Sauf que les marchés dérapent de façon inquiétante. On réalise maintenant que des hedge funds et d'autres spéculateurs ont exacerbé la crise en sautant sur l'occasion, comme pour le cas du pétrole, pour augmenter les prix qui fluctuent aussi brutalement.

Qui plus est, des gens d'affaires peu scrupuleux feraient monter les prix en stockant des denrées temporairement afin de créer une pénurie artificielle. De telles tactiques ont été rapportées par les médias ces derniers jours au Bangladesh, aux Philippines, en Inde, en Argentine et en Chine notamment.

Si bien que l'Espagne a annoncé mardi dernier l'ouverture de plusieurs enquêtes sur le secteur alimentaire.
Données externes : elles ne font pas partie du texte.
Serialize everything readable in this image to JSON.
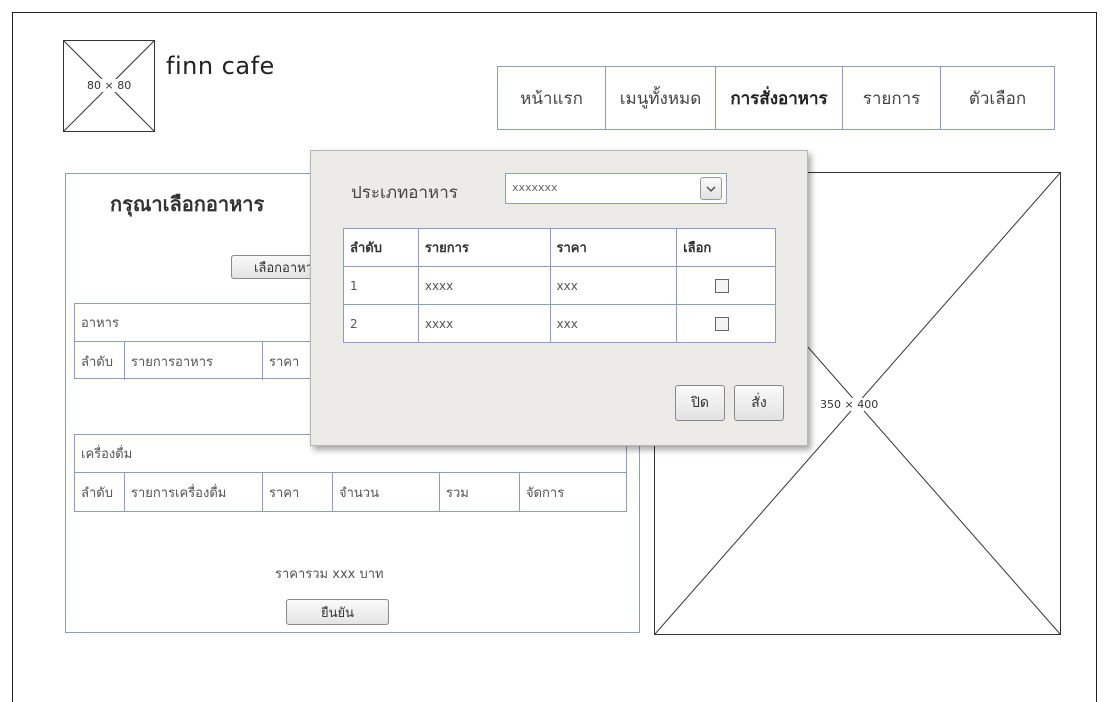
{
  "logo": {
    "placeholder_label": "80 × 80",
    "brand": "finn cafe"
  },
  "nav": {
    "items": [
      {
        "label": "หน้าแรก",
        "active": false
      },
      {
        "label": "เมนูทั้งหมด",
        "active": false
      },
      {
        "label": "การสั่งอาหาร",
        "active": true
      },
      {
        "label": "รายการ",
        "active": false
      },
      {
        "label": "ตัวเลือก",
        "active": false
      }
    ]
  },
  "order_panel": {
    "title": "กรุณาเลือกอาหาร",
    "choose_food_button": "เลือกอาหาร",
    "food_section": {
      "heading": "อาหาร",
      "columns": [
        "ลำดับ",
        "รายการอาหาร",
        "ราคา"
      ]
    },
    "drink_section": {
      "heading": "เครื่องดื่ม",
      "columns": [
        "ลำดับ",
        "รายการเครื่องดื่ม",
        "ราคา",
        "จำนวน",
        "รวม",
        "จัดการ"
      ]
    },
    "total_text": "ราคารวม xxx บาท",
    "confirm_button": "ยืนยัน"
  },
  "image_placeholder": {
    "label": "350 × 400"
  },
  "modal": {
    "category_label": "ประเภทอาหาร",
    "category_value": "xxxxxxx",
    "columns": [
      "ลำดับ",
      "รายการ",
      "ราคา",
      "เลือก"
    ],
    "rows": [
      {
        "no": "1",
        "item": "xxxx",
        "price": "xxx",
        "checked": false
      },
      {
        "no": "2",
        "item": "xxxx",
        "price": "xxx",
        "checked": false
      }
    ],
    "close_button": "ปิด",
    "order_button": "สั่ง"
  },
  "colors": {
    "border_accent": "#8aa0b8",
    "modal_bg": "#ecebe7"
  },
  "icons": {
    "select_arrow": "chevron-down-icon",
    "checkbox": "checkbox-icon"
  }
}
Des associations locales de consommateurs soupçonnent l'existence d'accords explicites entre producteurs et distributeurs pour augmenter les prix.

Un "new deal"

Évidemment, tout cela est troublant. Surtout pour des régions comme l'Asie, où chaque habitant consomme annuellement 60 kg de riz - l'aliment de base de trois milliards de personnes dans le monde.

Ce qui n'est guère rassurant, c'est que les gouvernements ont été pris de court par cette crise. On doit recourir à des moyens drastiques pour contenir la révolte populaire. Cependant, tout le monde sait que ces interventions ne sont pas une solution à long terme.

Pour contrer la hausse des prix des denrées agricoles qui menace surtout les pays pauvres, la Banque mondiale recommandait la semaine dernière un effort massif et concerté à l'échelle internationale. Une sorte de "new deal" agricole, inspiré du plan de relance mis en place aux États-Unis après la Grande Dépression de 1929.

«Nous avons besoin d'une nouvelle donne pour la politique alimentaire mondiale», affirme le président de l'institution, Robert Zoellick.

La Banque et les experts font une analyse complexe et inquiétante des causes de cette crise. Mais on peut la résumer ainsi: l'augmentation de la population mondiale, la diminution des ressources en eau et en terres et la mondialisation sont des courants de fond, qui sont là pour de bon. La solution: il est grand temps de faire de l'agriculture une priorité stratégique pour tout le monde.